In questa verticale, ai limiti altissimi della perfezione, troviamo Neyu (@neyu_ma), spagnola delle Baleari, ex-ginnasta di ritmica diventata poi allenatrice. Appassionata di yoga e viaggi, nel suo blog potete trovare oltre ai diari di viaggi anche delle magnifiche foto. Una donna a dir poco vulcanica!

 

Al Berliner Dom

Harin Sergio, Berlino

Sergio Herin, Berlino,

Berlino è uno dei più importanti centri politici, culturali, scientifici, fieristici e di comunicazione dell’Europa. Insomma Berlino è una delle principali città globali del nostro Pianeta.

Sebbene oltre il 60% degli abitanti di Berlino risultino essere atei, la città è stata sempre tollerante e plurale da un punto di vista religioso. Tra i monumenti maggiori  dei culti religiosi vi è senz’altro il duomo di Berlino.

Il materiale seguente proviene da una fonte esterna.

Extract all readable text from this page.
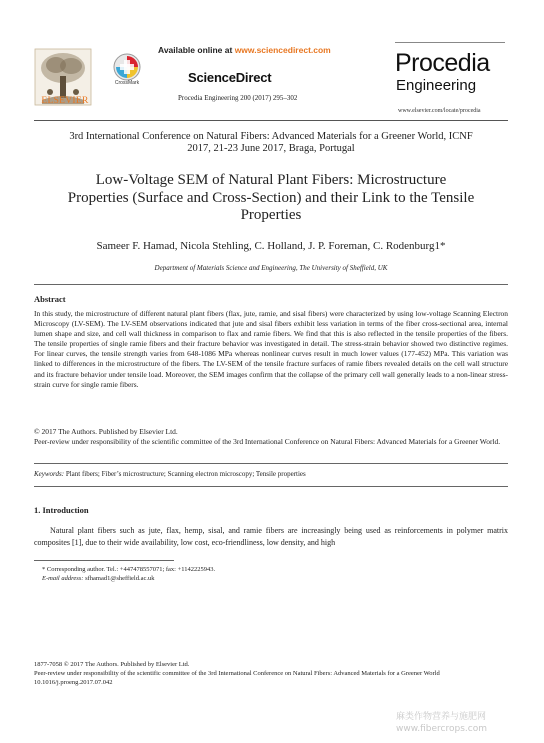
ELSEVIER
CrossMark
Available online at www.sciencedirect.com
ScienceDirect
Procedia Engineering 200 (2017) 295–302
Procedia
Engineering
www.elsevier.com/locate/procedia
3rd International Conference on Natural Fibers: Advanced Materials for a Greener World, ICNF
2017, 21-23 June 2017, Braga, Portugal
Low-Voltage SEM of Natural Plant Fibers: Microstructure
Properties (Surface and Cross-Section) and their Link to the Tensile
Properties
Sameer F. Hamad, Nicola Stehling, C. Holland, J. P. Foreman, C. Rodenburg1*
Department of Materials Science and Engineering, The University of Sheffield, UK
Abstract
In this study, the microstructure of different natural plant fibers (flax, jute, ramie, and sisal fibers) were characterized by using low-voltage Scanning Electron Microscopy (LV-SEM). The LV-SEM observations indicated that jute and sisal fibers exhibit less variation in terms of the fiber cross-sectional area, internal lumen shape and size, and cell wall thickness in comparison to flax and ramie fibers. We find that this is also reflected in the tensile properties of the fibers. The tensile properties of single ramie fibers and their fracture behavior was investigated in detail. The stress-strain behavior showed two distinctive regimes. For linear curves, the tensile strength varies from 648-1086 MPa whereas nonlinear curves result in much lower values (177-452) MPa. This variation was linked to differences in the microstructure of the fibers. The LV-SEM of the tensile fracture surfaces of ramie fibers revealed details on the cell wall structure and its fracture behavior under tensile load. Moreover, the SEM images confirm that the collapse of the primary cell wall generally leads to a non-linear stress-strain curve for single ramie fibers.
© 2017 The Authors. Published by Elsevier Ltd.
Peer-review under responsibility of the scientific committee of the 3rd International Conference on Natural Fibers: Advanced Materials for a Greener World.
Keywords: Plant fibers; Fiber’s microstructure; Scanning electron microscopy; Tensile properties
1. Introduction
Natural plant fibers such as jute, flax, hemp, sisal, and ramie fibers are increasingly being used as reinforcements in polymer matrix composites [1], due to their wide availability, low cost, eco-friendliness, low density, and high
* Corresponding author. Tel.: +447478557071; fax: +1142225943.
E-mail address: sfhamad1@sheffield.ac.uk
1877-7058 © 2017 The Authors. Published by Elsevier Ltd.
Peer-review under responsibility of the scientific committee of the 3rd International Conference on Natural Fibers: Advanced Materials for a Greener World
10.1016/j.proeng.2017.07.042
麻类作物营养与施肥网
www.fibercrops.com
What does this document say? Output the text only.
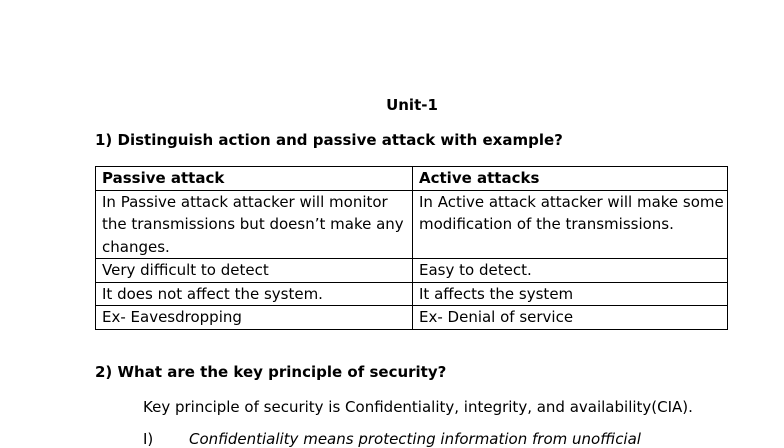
Unit-1
1) Distinguish action and passive attack with example?
Passive attack	Active attacks
In Passive attack attacker will monitor the transmissions but doesn’t make any changes.	In Active attack attacker will make some modification of the transmissions.
Very difficult to detect	Easy to detect.
It does not affect the system.	It affects the system
Ex- Eavesdropping	Ex- Denial of service
2) What are the key principle of security?
Key principle of security is Confidentiality, integrity, and availability(CIA).
I) Confidentiality means protecting information from unofficial
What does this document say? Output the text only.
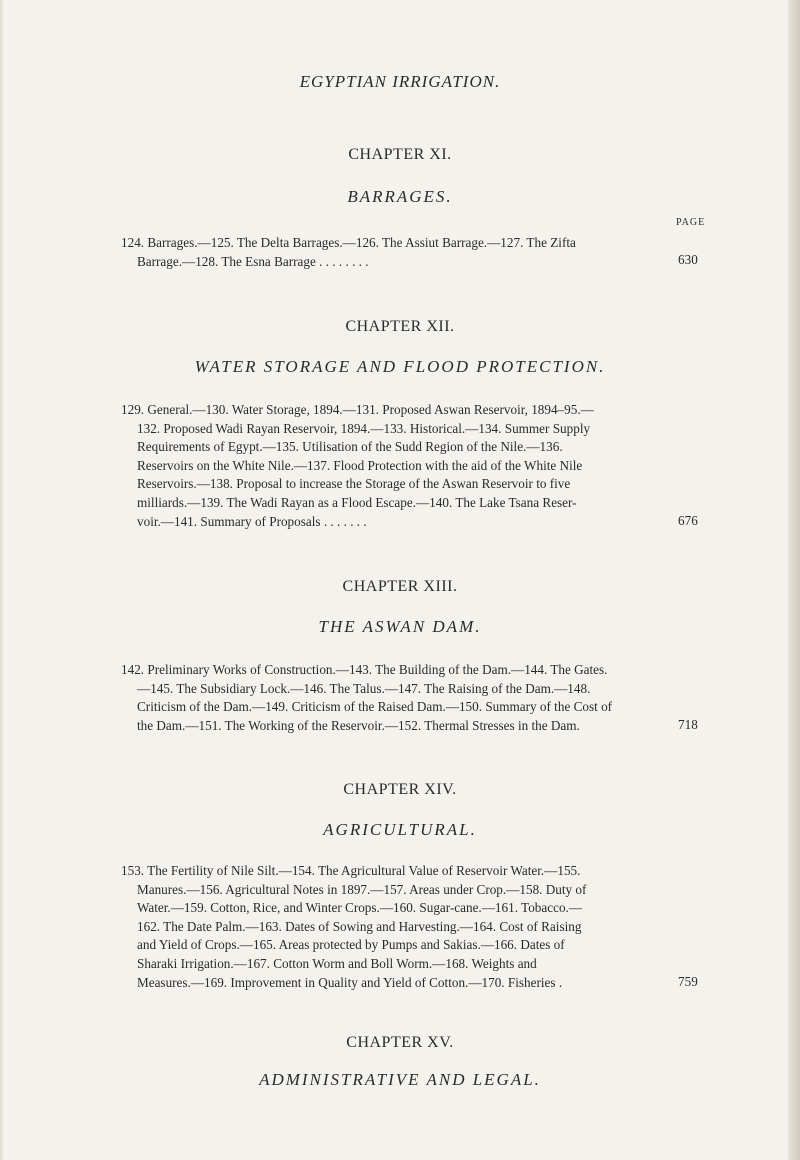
EGYPTIAN IRRIGATION.
PAGE
CHAPTER XI.
BARRAGES.
124. Barrages.—125. The Delta Barrages.—126. The Assiut Barrage.—127. The Zifta
Barrage.—128. The Esna Barrage . . . . . . . .	630
CHAPTER XII.
WATER STORAGE AND FLOOD PROTECTION.
129. General.—130. Water Storage, 1894.—131. Proposed Aswan Reservoir, 1894–95.—
132. Proposed Wadi Rayan Reservoir, 1894.—133. Historical.—134. Summer Supply
Requirements of Egypt.—135. Utilisation of the Sudd Region of the Nile.—136.
Reservoirs on the White Nile.—137. Flood Protection with the aid of the White Nile
Reservoirs.—138. Proposal to increase the Storage of the Aswan Reservoir to five
milliards.—139. The Wadi Rayan as a Flood Escape.—140. The Lake Tsana Reser-
voir.—141. Summary of Proposals . . . . . . .	676
CHAPTER XIII.
THE ASWAN DAM.
142. Preliminary Works of Construction.—143. The Building of the Dam.—144. The Gates.
—145. The Subsidiary Lock.—146. The Talus.—147. The Raising of the Dam.—148.
Criticism of the Dam.—149. Criticism of the Raised Dam.—150. Summary of the Cost of
the Dam.—151. The Working of the Reservoir.—152. Thermal Stresses in the Dam.	718
CHAPTER XIV.
AGRICULTURAL.
153. The Fertility of Nile Silt.—154. The Agricultural Value of Reservoir Water.—155.
Manures.—156. Agricultural Notes in 1897.—157. Areas under Crop.—158. Duty of
Water.—159. Cotton, Rice, and Winter Crops.—160. Sugar-cane.—161. Tobacco.—
162. The Date Palm.—163. Dates of Sowing and Harvesting.—164. Cost of Raising
and Yield of Crops.—165. Areas protected by Pumps and Sakias.—166. Dates of
Sharaki Irrigation.—167. Cotton Worm and Boll Worm.—168. Weights and
Measures.—169. Improvement in Quality and Yield of Cotton.—170. Fisheries .	759
CHAPTER XV.
ADMINISTRATIVE AND LEGAL.
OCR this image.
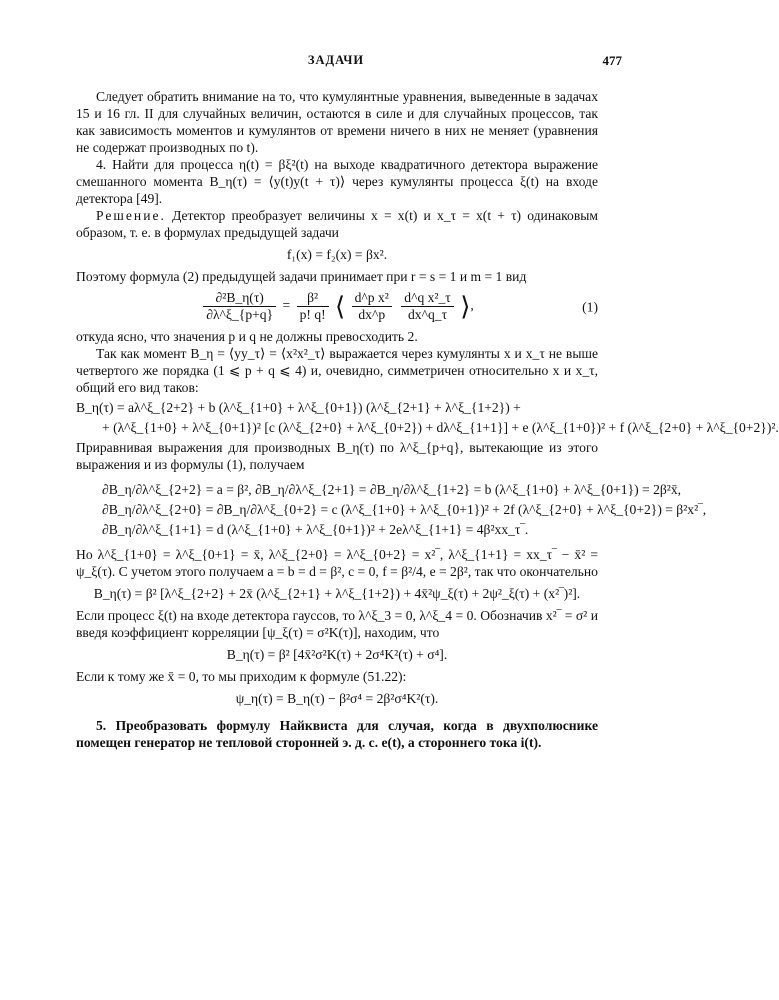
ЗАДАЧИ	477

Следует обратить внимание на то, что кумулянтные уравнения, выведенные в задачах 15 и 16 гл. II для случайных величин, остаются в силе и для случайных процессов, так как зависимость моментов и кумулянтов от времени ничего в них не меняет (уравнения не содержат производных по t).

4. Найти для процесса η(t) = βξ²(t) на выходе квадратичного детектора выражение смешанного момента B_η(τ) = ⟨y(t)y(t + τ)⟩ через кумулянты процесса ξ(t) на входе детектора [49].

Решение. Детектор преобразует величины x = x(t) и x_τ = x(t + τ) одинаковым образом, т. е. в формулах предыдущей задачи

f₁(x) = f₂(x) = βx².

Поэтому формула (2) предыдущей задачи принимает при r = s = 1 и m = 1 вид

$\frac{\text{∂²B\_η(τ)}}{\partial\lambda\^{}\xi\_\{p+q\}} = \frac{\text{β²}}{p! q!}$ ⟨ $\frac{\text{d\textasciicircum{}p x²}}{dx\^{}p}$
$\frac{\text{d\textasciicircum{}q x²\_τ}}{dx\^{}q\_\tau}$ ⟩,	(1)

откуда ясно, что значения p и q не должны превосходить 2.

Так как момент B_η = ⟨yy_τ⟩ = ⟨x²x²_τ⟩ выражается через кумулянты x и x_τ не выше четвертого же порядка (1 ⩽ p + q ⩽ 4) и, очевидно, симметричен относительно x и x_τ, общий его вид таков:

B_η(τ) = aλ^ξ_{2+2} + b (λ^ξ_{1+0} + λ^ξ_{0+1}) (λ^ξ_{2+1} + λ^ξ_{1+2}) +
+ (λ^ξ_{1+0} + λ^ξ_{0+1})² [c (λ^ξ_{2+0} + λ^ξ_{0+2}) + dλ^ξ_{1+1}] + e (λ^ξ_{1+0})² + f (λ^ξ_{2+0} + λ^ξ_{0+2})².

Приравнивая выражения для производных B_η(τ) по λ^ξ_{p+q}, вытекающие из этого выражения и из формулы (1), получаем

∂B_η/∂λ^ξ_{2+2} = a = β², ∂B_η/∂λ^ξ_{2+1} = ∂B_η/∂λ^ξ_{1+2} = b (λ^ξ_{1+0} + λ^ξ_{0+1}) = 2β²x̄,
∂B_η/∂λ^ξ_{2+0} = ∂B_η/∂λ^ξ_{0+2} = c (λ^ξ_{1+0} + λ^ξ_{0+1})² + 2f (λ^ξ_{2+0} + λ^ξ_{0+2}) = β²x²‾,
∂B_η/∂λ^ξ_{1+1} = d (λ^ξ_{1+0} + λ^ξ_{0+1})² + 2eλ^ξ_{1+1} = 4β²xx_τ‾.

Но λ^ξ_{1+0} = λ^ξ_{0+1} = x̄, λ^ξ_{2+0} = λ^ξ_{0+2} = x²‾, λ^ξ_{1+1} = xx_τ‾ − x̄² = ψ_ξ(τ). С учетом этого получаем a = b = d = β², c = 0, f = β²/4, e = 2β², так что окончательно

B_η(τ) = β² [λ^ξ_{2+2} + 2x̄ (λ^ξ_{2+1} + λ^ξ_{1+2}) + 4x̄²ψ_ξ(τ) + 2ψ²_ξ(τ) + (x²‾)²].

Если процесс ξ(t) на входе детектора гауссов, то λ^ξ_3 = 0, λ^ξ_4 = 0. Обозначив x²‾ = σ² и введя коэффициент корреляции [ψ_ξ(τ) = σ²K(τ)], находим, что

B_η(τ) = β² [4x̄²σ²K(τ) + 2σ⁴K²(τ) + σ⁴].

Если к тому же x̄ = 0, то мы приходим к формуле (51.22):

ψ_η(τ) = B_η(τ) − β²σ⁴ = 2β²σ⁴K²(τ).

5. Преобразовать формулу Найквиста для случая, когда в двухполюснике помещен генератор не тепловой сторонней э. д. с. e(t), а стороннего тока i(t).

Il duomo di Berlino, nel quartiere Mette, è la chiesa evangelica più importante della Germania. La sua costruzione, in stile neobarocco, è iniziata nel 1717, per concludersi quasi due secoli dopo, nel 1905. In realtà fu completamente demolita nel 1894, per ordine dell’imperatore Guglielmo II e ricostruita su progetto dell’architetto Julius Rashdorff.

Fu poi ancora gravemente danneggiato durante la seconda guerra mondiale. La cupola, alta quasi 100 metri, crollata, fu ricostruita solo tra il 1975 e il 1981.

In questa verticale proprio davanti al Duomo troviamo Sergio Harin. giovane imprenditore spagnolo di Madrid, con una passione per le verticali.

Thanks Sergio for permission to use this photo.